Milano, il Tribunale prova “processo fast”: un anno. Più veloce di Alfano…

Altro che processo breve. Il tribunale di Milano ha un obiettivo più ambizioso di quello previsto dal ddl del governo sul cosiddetto “processo certo”: ridurre a un anno la durata media di tutti i processi civili e penali. Proposito messo nero su bianco in un protocollo sottoscritto con l’ordine degli avvocati. Lo rende noto l’Ansa.

Dell’iniziativa ha parlato la responsabile di quell’ufficio giudiziario Livia Pomodoro alla Commissione Giustizia della Camera, che l’ha sentita nell’ambito dell’indagine sull’efficienza degli uffici giudiziari disposta in relazione al ddl sul processo breve.

Quello del tribunale di Milano è tutt’altro che un traguardo lontano, visto che già oggi quasi tutti i processi penali a Milano si esauriscono entro due anni o al massimo due anni e mezzo. E che, grazie soprattutto al processo telematico, a fine 2009 a Milano i dibattimenti civili pendenti erano 6900 a fronte dei 79000 di Napoli.

Pomodoro non ha parlato del provvedimento sul processo breve, limitandosi a dire che quella di una maggiore celerità della giustizia è «un’esigenza giusta per il cittadino di tutta Italia» e a proclamare la sua generale contrarietà a interventi normativi «emergenziali».

Ha invece insistito sulla necessità di intervenire sull’organizzazione degli uffici giudiziari, raccontando nel dettaglio il «grande sforzo» che il suo tribunale sta compiendo.
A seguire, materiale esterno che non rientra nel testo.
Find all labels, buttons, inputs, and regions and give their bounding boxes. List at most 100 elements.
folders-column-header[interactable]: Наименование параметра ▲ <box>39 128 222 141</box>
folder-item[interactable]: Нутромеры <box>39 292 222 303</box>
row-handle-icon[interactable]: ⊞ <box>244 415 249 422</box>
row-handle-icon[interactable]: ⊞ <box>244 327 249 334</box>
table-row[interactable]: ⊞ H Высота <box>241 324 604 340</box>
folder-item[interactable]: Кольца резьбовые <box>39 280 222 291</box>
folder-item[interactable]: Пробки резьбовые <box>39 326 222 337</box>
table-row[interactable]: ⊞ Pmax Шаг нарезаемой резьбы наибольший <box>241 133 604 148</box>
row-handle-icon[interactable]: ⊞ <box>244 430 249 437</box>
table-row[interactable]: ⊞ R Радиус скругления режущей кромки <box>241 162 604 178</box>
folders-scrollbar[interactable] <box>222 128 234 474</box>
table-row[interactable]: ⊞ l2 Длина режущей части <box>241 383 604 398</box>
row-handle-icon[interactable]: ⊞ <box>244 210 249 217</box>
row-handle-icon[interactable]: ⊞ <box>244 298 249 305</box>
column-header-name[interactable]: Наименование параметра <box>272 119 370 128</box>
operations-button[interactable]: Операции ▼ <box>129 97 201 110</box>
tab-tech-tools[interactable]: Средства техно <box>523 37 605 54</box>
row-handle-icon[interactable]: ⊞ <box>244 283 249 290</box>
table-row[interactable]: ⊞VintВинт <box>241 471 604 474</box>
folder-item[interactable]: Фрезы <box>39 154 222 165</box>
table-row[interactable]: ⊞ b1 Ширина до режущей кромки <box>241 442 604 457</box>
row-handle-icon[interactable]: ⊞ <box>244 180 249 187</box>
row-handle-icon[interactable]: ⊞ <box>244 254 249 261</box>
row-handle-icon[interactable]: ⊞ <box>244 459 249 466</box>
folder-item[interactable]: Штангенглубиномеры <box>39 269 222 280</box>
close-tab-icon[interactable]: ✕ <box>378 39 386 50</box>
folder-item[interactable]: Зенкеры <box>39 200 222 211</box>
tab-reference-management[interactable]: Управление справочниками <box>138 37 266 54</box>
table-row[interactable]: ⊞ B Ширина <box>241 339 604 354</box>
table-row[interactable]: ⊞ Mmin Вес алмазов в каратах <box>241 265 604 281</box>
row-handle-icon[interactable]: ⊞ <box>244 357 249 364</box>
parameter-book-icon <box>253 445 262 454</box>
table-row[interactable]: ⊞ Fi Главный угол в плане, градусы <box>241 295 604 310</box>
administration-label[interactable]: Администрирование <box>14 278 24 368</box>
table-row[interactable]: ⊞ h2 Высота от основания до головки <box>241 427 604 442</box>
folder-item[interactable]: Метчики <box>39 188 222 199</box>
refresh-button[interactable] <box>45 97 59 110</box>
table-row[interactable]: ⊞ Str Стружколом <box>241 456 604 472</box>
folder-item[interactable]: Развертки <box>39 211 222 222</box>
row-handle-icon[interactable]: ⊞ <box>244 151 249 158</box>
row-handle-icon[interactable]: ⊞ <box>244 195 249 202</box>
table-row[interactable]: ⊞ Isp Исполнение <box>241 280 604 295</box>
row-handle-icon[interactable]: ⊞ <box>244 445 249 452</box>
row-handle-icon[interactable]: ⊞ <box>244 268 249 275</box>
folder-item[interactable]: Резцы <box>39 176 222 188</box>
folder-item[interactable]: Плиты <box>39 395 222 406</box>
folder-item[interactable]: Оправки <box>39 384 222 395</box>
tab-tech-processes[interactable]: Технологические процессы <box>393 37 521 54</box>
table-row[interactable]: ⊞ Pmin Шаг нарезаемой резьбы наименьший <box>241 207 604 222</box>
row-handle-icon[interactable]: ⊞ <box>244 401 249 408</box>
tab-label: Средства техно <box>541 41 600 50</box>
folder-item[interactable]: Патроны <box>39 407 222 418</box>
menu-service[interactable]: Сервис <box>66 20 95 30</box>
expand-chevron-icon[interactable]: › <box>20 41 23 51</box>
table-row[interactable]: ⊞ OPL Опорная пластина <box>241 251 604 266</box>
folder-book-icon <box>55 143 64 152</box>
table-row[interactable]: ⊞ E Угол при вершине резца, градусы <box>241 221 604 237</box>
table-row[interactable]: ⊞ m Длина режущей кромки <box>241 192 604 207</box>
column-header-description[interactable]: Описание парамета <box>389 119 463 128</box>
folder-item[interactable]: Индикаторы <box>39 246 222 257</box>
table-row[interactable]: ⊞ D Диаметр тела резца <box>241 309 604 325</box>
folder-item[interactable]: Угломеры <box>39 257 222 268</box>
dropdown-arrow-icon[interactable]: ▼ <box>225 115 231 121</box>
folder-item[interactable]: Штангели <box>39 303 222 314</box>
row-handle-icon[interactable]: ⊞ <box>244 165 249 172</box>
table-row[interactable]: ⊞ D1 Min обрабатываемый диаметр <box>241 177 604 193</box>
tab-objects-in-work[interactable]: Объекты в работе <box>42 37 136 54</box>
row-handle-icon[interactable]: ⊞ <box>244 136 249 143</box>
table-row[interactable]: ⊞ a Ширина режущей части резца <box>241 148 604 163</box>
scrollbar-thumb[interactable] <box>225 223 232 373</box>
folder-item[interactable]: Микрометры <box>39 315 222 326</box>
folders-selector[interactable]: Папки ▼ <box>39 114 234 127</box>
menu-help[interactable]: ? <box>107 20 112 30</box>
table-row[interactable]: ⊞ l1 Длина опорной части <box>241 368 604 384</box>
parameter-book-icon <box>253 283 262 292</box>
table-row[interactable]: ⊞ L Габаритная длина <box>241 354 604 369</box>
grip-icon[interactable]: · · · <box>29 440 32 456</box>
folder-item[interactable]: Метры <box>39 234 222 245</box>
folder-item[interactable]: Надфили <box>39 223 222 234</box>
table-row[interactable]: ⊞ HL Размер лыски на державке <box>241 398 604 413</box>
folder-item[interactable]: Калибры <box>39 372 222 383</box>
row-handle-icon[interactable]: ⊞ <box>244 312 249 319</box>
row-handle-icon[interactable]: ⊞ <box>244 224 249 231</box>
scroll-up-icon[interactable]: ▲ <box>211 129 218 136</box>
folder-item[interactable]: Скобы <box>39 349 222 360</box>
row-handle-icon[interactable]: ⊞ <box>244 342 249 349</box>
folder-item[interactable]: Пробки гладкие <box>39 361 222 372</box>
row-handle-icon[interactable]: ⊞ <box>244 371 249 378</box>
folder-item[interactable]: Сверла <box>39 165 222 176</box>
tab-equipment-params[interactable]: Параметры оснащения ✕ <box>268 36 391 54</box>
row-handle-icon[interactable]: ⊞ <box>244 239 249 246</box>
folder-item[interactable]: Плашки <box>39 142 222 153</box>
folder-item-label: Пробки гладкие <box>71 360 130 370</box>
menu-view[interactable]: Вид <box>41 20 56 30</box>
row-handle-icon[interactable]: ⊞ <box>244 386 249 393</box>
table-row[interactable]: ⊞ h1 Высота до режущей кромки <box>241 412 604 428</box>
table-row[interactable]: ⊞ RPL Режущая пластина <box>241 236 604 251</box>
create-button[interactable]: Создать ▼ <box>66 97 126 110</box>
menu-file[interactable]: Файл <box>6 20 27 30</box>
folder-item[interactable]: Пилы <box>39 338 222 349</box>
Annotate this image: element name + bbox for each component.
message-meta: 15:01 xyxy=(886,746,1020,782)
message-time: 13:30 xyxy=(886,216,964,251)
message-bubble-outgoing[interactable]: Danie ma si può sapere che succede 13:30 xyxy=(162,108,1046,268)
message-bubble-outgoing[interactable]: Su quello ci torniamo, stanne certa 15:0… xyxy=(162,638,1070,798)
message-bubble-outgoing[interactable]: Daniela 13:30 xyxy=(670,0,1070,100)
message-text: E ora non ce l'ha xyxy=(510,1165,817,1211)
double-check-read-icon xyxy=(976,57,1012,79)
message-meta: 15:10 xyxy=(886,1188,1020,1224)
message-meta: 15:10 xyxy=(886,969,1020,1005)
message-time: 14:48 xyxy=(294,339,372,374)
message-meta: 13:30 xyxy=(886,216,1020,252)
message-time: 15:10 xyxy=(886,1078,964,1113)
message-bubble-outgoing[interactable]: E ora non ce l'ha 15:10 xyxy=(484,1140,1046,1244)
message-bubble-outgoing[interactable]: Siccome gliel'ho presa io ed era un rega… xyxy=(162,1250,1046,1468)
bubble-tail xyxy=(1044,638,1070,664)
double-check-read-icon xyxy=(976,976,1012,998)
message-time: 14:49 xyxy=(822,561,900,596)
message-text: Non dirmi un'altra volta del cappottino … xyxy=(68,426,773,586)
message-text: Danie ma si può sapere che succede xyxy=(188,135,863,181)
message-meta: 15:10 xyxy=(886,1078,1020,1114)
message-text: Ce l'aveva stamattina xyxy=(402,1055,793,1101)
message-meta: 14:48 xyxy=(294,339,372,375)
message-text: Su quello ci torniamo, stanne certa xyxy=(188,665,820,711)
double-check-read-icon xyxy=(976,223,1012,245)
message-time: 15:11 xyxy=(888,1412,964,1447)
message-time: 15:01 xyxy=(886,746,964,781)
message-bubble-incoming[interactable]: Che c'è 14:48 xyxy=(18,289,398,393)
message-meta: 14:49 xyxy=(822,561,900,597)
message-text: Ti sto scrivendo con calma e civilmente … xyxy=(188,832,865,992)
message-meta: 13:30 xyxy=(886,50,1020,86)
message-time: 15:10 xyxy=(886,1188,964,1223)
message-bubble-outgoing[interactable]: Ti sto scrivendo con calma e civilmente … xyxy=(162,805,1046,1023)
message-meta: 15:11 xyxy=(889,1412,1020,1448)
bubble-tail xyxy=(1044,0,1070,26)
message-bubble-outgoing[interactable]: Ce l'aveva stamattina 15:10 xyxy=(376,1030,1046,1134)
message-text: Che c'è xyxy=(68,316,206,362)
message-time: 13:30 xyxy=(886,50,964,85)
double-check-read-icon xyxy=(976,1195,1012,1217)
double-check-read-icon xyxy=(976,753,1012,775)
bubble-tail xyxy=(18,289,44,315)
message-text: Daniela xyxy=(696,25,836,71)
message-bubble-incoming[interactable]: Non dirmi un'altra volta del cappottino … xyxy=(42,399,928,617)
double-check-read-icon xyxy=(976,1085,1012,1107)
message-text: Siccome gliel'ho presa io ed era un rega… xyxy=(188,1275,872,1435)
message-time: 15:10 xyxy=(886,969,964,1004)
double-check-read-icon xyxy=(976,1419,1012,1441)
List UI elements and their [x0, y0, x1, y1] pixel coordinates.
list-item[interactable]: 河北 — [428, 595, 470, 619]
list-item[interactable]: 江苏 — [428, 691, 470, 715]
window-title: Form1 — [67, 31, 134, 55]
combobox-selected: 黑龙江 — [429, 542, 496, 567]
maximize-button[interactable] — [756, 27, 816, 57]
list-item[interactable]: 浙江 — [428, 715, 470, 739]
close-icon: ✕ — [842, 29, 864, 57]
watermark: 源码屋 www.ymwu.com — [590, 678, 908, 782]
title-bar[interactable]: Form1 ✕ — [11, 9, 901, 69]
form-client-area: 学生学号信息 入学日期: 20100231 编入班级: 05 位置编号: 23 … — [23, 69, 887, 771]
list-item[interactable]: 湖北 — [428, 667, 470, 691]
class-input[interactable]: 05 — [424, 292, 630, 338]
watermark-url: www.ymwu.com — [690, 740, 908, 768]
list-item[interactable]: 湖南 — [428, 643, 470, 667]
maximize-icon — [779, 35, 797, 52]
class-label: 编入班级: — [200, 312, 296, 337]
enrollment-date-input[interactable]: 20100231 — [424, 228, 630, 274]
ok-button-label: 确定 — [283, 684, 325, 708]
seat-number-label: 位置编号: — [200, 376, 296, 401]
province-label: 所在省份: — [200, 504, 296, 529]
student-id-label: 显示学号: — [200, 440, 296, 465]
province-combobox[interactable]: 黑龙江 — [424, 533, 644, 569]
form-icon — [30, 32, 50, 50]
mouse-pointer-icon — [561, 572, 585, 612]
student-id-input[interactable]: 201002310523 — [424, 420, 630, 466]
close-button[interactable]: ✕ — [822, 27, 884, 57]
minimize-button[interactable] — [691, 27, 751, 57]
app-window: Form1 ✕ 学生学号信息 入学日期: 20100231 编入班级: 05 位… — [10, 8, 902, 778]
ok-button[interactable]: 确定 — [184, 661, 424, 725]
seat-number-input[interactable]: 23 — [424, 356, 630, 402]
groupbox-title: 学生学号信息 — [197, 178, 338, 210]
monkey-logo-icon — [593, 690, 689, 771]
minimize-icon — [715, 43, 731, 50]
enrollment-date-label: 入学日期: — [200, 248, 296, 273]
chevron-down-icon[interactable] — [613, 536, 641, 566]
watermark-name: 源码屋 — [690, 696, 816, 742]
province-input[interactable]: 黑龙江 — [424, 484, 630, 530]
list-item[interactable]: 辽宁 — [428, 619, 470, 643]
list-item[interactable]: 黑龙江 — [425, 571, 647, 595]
I risultati già si vedono: per un decreto ingiuntivo telematico a Milano in alcuni casi bastano già tre giorni; con le notifiche telematiche (142.307 nei primi sei mesi dello scorso anno) c’é stato un risparmio di almeno un milione di euro e di 12mila ore di lavoro per attività di cancelleria; e si sono azzerate le pendenze con una nuova organizzazione dei procedimenti per direttissima, quelli che riguardano per esempio gli arresti in flagranza.

E non è tutto: sta per partire la digitalizzazione degli atti nel penale grazie a un accordo con il Dipartimento dell’amministrazione penitenziaria che vedrà impegnati in questo lavoro alcuni detenuti. E non si pensa solo all’efficienza, ma anche, ha aggiunto Pomodoro, alla «dignità delle persone»: per questo al tribunale sono state create stanze dedicate ai parenti degli arrestati e per questi ultimi si è prevista una guida in più lingue; e poi sono stati creati sportelli per dare informazioni al pubblico.

Buone pratiche realizzate anche grazie a sinergie con istituzioni pubbliche locali e nazionali, e che ora il tribunale di Milano si propone di diffondere sul territorio nazionale costruendo un network con altri uffici giudiziari “virtuosi”. Perché, ha detto Pomodoro, «noi non vogliamo essere un’oasi nel deserto, la giustizia dev’essere uguale per tutti dal Nord al Sud del Paese».